Raden Mat Tahir mempunyai saudara yang lebih dahulu mengungsi ke Batu Pahat Malaysia, antara lain sebagai berikut :
  1. Raden Hasan.
  2. Raden Kasyim.
  3. Raden Thaib.
  4. Ratumas Jaliah.
  5. Ratumas Fatimah.

KEPRIBADIAN

Raden Mat Tahir suka pencak silat, bermain biola, kecapi, dan suling. Pada waktu pasukannya bergerilya di dalam hutan, untuk pengisi penat, Raden Mata Tahir suka mengajak prajuritnya bernyanyi, ia sendiri senang mengesek biola, sambil menyanyi dengan “lagu Nasip”. Raden Mat Tahir juga suka memakan daging menjangan sebagai lauk di saat bergerilya dalam hutan.

Pada masa Sultan Thaha Syaifuddin masih berkedudukan dan memerintah di Istana di Kampung Gedang Tanah Pilih, Raden Ma Tahir adalah seorang pemuda beranjak dewasa, ia belum memikul suatu jabatan apapun di dalam kerajaan Jambi. Tapi ia telah memperlihatkan sebagai seorang kesatria, berani, cerdas, dan pandai mengatur strategi.

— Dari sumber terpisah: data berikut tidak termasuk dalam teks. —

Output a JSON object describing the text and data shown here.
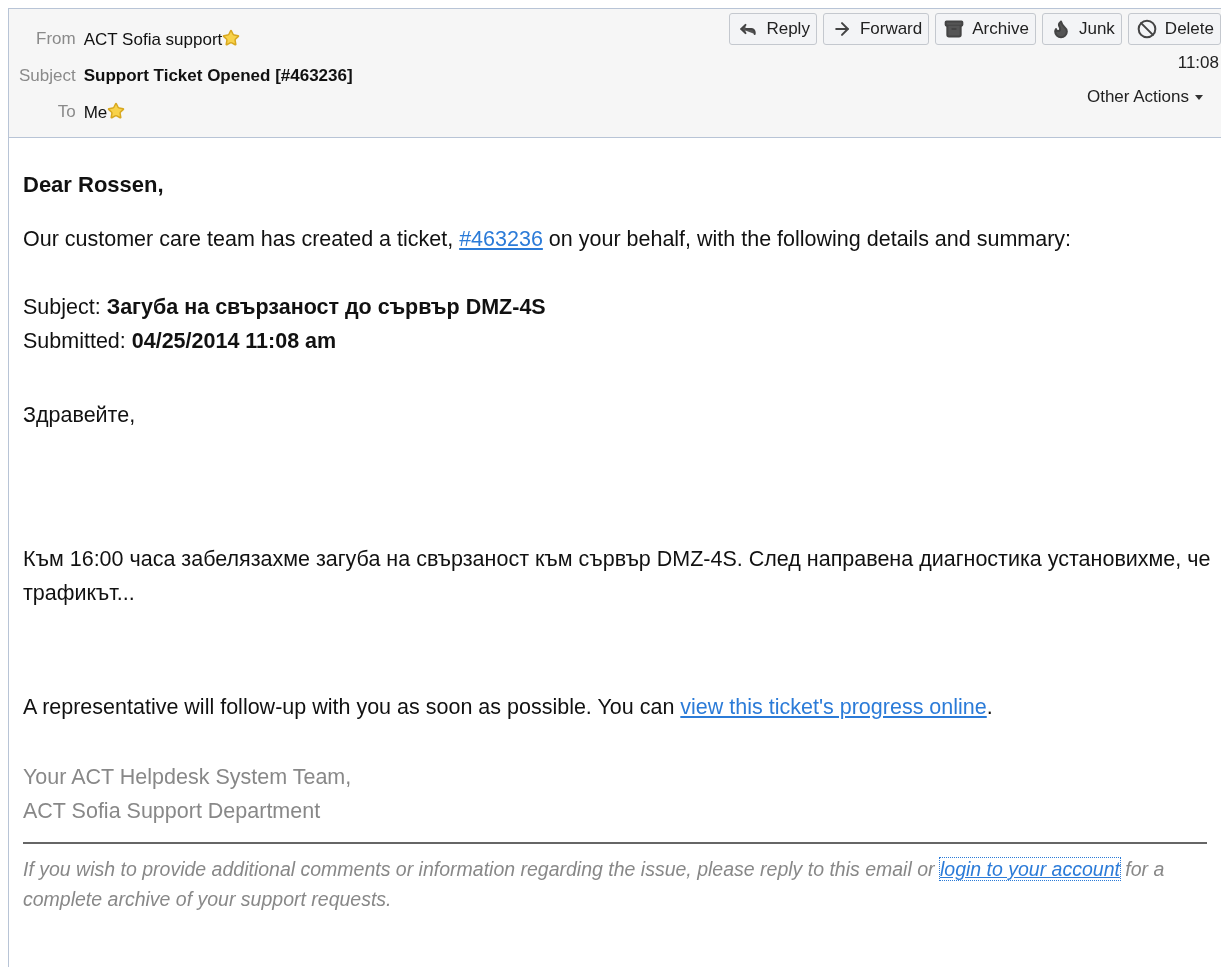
{
  "header": {
    "fields": [
      {
        "kind": "sender",
        "label": "From",
        "value": "ACT Sofia support",
        "starred": true
      },
      {
        "kind": "subject",
        "label": "Subject",
        "value": "Support Ticket Opened [#463236]",
        "starred": false
      },
      {
        "kind": "recipient",
        "label": "To",
        "value": "Me",
        "starred": true
      }
    ],
    "buttons": [
      {
        "label": "Reply"
      },
      {
        "label": "Forward"
      },
      {
        "label": "Archive"
      },
      {
        "label": "Junk"
      },
      {
        "label": "Delete"
      }
    ],
    "time": "11:08",
    "other_actions": "Other Actions"
  },
  "body": [
    {
      "kind": "heading",
      "text": "Dear Rossen,"
    },
    {
      "kind": "paragraph",
      "parts": [
        {
          "text": "Our customer care team has created a ticket, "
        },
        {
          "link": "#463236"
        },
        {
          "text": " on your behalf, with the following details and summary:"
        }
      ]
    },
    {
      "kind": "details",
      "rows": [
        {
          "label": "Subject:",
          "value": "Загуба на свързаност до сървър DMZ-4S"
        },
        {
          "label": "Submitted:",
          "value": "04/25/2014 11:08 am"
        }
      ]
    },
    {
      "kind": "paragraph",
      "parts": [
        {
          "text": "Здравейте,"
        }
      ]
    },
    {
      "kind": "paragraph",
      "parts": [
        {
          "text": "Към 16:00 часа забелязахме загуба на свързаност към сървър DMZ-4S. След направена диагностика установихме, че трафикът..."
        }
      ]
    },
    {
      "kind": "paragraph",
      "parts": [
        {
          "text": "A representative will follow-up with you as soon as possible. You can "
        },
        {
          "link": "view this ticket's progress online"
        },
        {
          "text": "."
        }
      ]
    },
    {
      "kind": "signature",
      "lines": [
        "Your ACT Helpdesk System Team,",
        "ACT Sofia Support Department"
      ]
    }
  ],
  "footer": {
    "parts": [
      {
        "text": "If you wish to provide additional comments or information regarding the issue, please reply to this email or "
      },
      {
        "link": "login to your account"
      },
      {
        "text": " for a complete archive of your support requests."
      }
    ]
  }
}
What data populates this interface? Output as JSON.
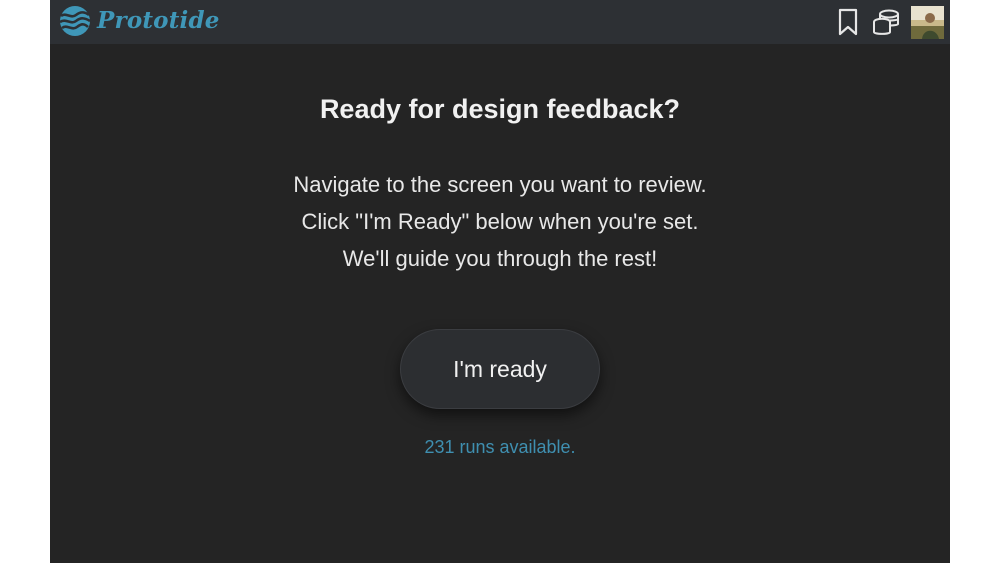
{
  "header": {
    "logo_text": "Prototide",
    "logo_icon": "wave-globe-icon",
    "actions": [
      {
        "icon": "bookmark-icon"
      },
      {
        "icon": "coins-stack-icon"
      },
      {
        "icon": "user-avatar"
      }
    ]
  },
  "main": {
    "heading": "Ready for design feedback?",
    "instructions": [
      "Navigate to the screen you want to review.",
      "Click \"I'm Ready\" below when you're set.",
      "We'll guide you through the rest!"
    ],
    "ready_button_label": "I'm ready",
    "runs_text": "231 runs available."
  },
  "colors": {
    "background": "#242424",
    "topbar": "#2d3034",
    "accent": "#3f97b8",
    "button": "#2c2e31",
    "text": "#ececec"
  }
}
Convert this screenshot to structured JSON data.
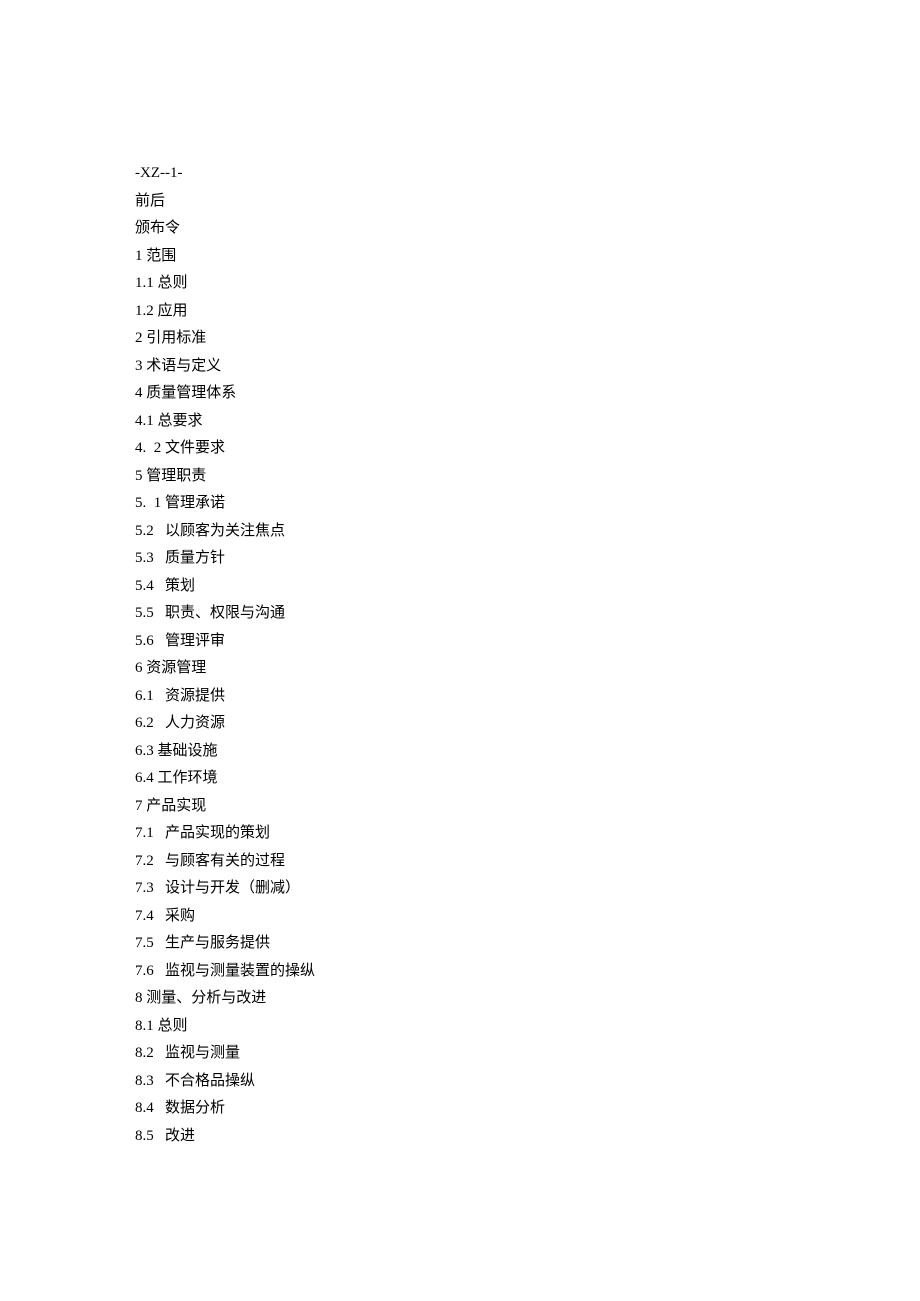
{
  "header": {
    "code": "-XZ--1-",
    "line1": "前后",
    "line2": "颁布令"
  },
  "toc": [
    "1 范围",
    "1.1 总则",
    "1.2 应用",
    "2 引用标准",
    "3 术语与定义",
    "4 质量管理体系",
    "4.1 总要求",
    "4.  2 文件要求",
    "5 管理职责",
    "5.  1 管理承诺",
    "5.2   以顾客为关注焦点",
    "5.3   质量方针",
    "5.4   策划",
    "5.5   职责、权限与沟通",
    "5.6   管理评审",
    "6 资源管理",
    "6.1   资源提供",
    "6.2   人力资源",
    "6.3 基础设施",
    "6.4 工作环境",
    "7 产品实现",
    "7.1   产品实现的策划",
    "7.2   与顾客有关的过程",
    "7.3   设计与开发（删减）",
    "7.4   采购",
    "7.5   生产与服务提供",
    "7.6   监视与测量装置的操纵",
    "8 测量、分析与改进",
    "8.1 总则",
    "8.2   监视与测量",
    "8.3   不合格品操纵",
    "8.4   数据分析",
    "8.5   改进"
  ]
}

Pasukan Raden Mat Tahir adalah pasukan bergerak dan menyerang secara tiba-tiba (mobil). Oleh karena itu pasukan Raden Mat Tahir tidak menempati suatu tempat tetap. Raden Mattaher menamakan pasukannya sebagai Sabillillah. Sebelum pergi melakukan penyerangan atas pasukan Belanda, maka Raden Mat Tahir terlebih dahulu melakukan sholat (sembahyang) agar mendapat petunjuk dan ridho Allah.

BIVAK BELANDA

G.J.Velds dalam tulisannya “De Onderwerving van Djambi in 1901-1907, Batavia Departement van Oorlog” terjemahan oleh S.Hertini Adiwoso dan Budi Prihatnamenyebutkan ada beberapa Bivak/pos/kompi Belanda di Batang Tembesi, Batang Batanghari dan perbatasan Jambi Palembang ; bivak Belanda di Muara Tembesi, bivak Belanda di Muara Sekamis, bivak Belanda di Banyu Lincir (Bayung Lincir), bivak Belanda di Muara Tabir, bivak / benteng Belanda di Muara Tebo, bivak Belanda di Penahat Muara Merangin, bivak Belanda di Surulangun-Jambi, bivak Belanda di Surulangun-Rawas, bivak Belanda di Dusun Tiga, bivak Belanda di Lidung, bivak Belanda di Tanjung Gagak, bivak Belanda di Sungai Bengkal, bivak Belanda di Merlung, bivak Belanda di Taman Rajo.

PERJUANGAN

Raden Mat Tahir sejak usia remaja telah bergabung dengan panglima perang sebelumnya untuk menggempur Belanda. Perlu penelitian lebih seksama untuk menentukan route griliya pasukan Raden Mat Tahir.

Di awal tahun 1900 Raden Mat Tahir bersama Pangeran Maaji gelar Pangeran Karto di Tanjung Penyaringan melakukan penyerangan terhadap konfoi 8 jukung Belanda yang ditarik oleh kapal Musi. Kapal Musi dan jukung Belanda membawa senjata, perlengkapan perang, dan perbekalan, untuk dibawa dari Muara tembesi menuju Sarolangun. Persenjataan ini diperuntukkan Belanda untuk membantu militer Belanda yang sedang bertempur di benteng Tanjung Gagak. 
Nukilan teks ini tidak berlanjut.